In defence of pointless conversations

There’s a small subgenre of writing online that treats small talk as something to be overcome. Better questions. Deeper conversations. Skip the surface stuff. The implication is that the small chat is the failure mode and the deep chat is what calls are supposed to be aiming for.

I’d push back on that, gently.

Most of the good calls on XES aren’t deep. They’re conversations about nothing in particular that happened to be fun. Two people talking about their week, comparing notes on what they’d had for dinner, getting sidetracked into a debate about whether pineapple belongs on pizza, ending up somewhere unrelated. The call didn’t resolve anything, didn’t teach anyone anything, didn’t produce any insight either party would later quote. It was just fun. They got off the call slightly happier than they got on.

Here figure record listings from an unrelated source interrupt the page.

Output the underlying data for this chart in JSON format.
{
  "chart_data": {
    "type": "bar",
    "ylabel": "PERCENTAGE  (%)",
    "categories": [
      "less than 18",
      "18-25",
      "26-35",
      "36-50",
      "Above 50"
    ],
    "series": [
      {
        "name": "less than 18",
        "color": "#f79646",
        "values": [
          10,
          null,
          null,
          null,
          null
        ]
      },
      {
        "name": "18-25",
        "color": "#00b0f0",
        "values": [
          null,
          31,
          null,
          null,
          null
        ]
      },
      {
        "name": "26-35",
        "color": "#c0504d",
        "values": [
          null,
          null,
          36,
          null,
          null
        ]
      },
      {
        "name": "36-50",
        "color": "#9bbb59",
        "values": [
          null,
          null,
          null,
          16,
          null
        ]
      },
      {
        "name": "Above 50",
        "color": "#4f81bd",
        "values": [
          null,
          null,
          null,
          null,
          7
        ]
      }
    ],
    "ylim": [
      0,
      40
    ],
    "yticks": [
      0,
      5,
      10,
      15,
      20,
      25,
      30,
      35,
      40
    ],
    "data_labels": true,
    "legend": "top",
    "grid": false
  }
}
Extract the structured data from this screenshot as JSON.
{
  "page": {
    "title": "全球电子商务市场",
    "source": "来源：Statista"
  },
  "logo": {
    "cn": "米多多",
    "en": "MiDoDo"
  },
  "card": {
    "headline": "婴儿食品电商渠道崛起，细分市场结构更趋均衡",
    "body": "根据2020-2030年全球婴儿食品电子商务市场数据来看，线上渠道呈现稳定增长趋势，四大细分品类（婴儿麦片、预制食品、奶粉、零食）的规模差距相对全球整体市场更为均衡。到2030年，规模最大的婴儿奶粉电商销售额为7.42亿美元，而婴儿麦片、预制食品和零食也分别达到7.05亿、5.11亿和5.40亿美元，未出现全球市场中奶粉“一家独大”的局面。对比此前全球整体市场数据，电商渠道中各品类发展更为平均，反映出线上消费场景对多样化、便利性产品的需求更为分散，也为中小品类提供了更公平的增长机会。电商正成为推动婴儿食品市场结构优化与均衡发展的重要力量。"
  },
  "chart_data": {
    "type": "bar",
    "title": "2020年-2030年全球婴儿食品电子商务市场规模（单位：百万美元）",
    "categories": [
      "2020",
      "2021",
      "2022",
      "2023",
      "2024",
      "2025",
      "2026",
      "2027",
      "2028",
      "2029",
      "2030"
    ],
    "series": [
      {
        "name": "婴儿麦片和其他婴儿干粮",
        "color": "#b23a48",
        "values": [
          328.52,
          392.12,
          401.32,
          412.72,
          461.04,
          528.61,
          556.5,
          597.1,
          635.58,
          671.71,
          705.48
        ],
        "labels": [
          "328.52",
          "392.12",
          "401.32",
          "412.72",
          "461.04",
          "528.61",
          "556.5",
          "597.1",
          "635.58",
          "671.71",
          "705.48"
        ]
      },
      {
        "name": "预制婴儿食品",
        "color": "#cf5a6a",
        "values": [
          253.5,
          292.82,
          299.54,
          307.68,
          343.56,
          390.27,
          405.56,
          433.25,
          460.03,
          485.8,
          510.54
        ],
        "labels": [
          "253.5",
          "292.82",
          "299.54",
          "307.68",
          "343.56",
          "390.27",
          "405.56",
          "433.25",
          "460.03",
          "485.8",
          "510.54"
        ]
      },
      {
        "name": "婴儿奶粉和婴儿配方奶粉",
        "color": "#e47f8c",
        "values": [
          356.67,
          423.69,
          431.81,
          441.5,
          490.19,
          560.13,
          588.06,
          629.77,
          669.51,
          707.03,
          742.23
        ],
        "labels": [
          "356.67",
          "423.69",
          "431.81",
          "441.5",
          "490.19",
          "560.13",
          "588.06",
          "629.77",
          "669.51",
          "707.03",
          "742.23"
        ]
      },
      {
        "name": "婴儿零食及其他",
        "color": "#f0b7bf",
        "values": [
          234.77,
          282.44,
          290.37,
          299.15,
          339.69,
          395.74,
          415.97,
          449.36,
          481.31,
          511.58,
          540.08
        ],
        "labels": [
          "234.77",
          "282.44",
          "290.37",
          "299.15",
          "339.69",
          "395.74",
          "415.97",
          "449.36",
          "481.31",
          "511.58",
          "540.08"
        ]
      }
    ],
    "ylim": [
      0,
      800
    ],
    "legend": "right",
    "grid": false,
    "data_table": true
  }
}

That’s the entire point of a lot of social interaction. Friends don’t spend most of their time having profound conversations either. They mostly mess about. The profound bits show up occasionally, often when nobody’s trying for them, and the rest of the time it’s just being around each other.

The aim-for-deep advice gets the failure mode of small talk wrong. Bad small talk isn’t bad because it’s small. It’s bad because neither person is curious about what the other is saying. Good small talk — where both people are actually listening and reacting — is one of the better things humans do.

If you’re on a call that’s just chatting, that’s probably the call working. You don’t need to escalate it. You don’t need to find the deeper question. You can just keep chatting. The end of the call will come when it comes.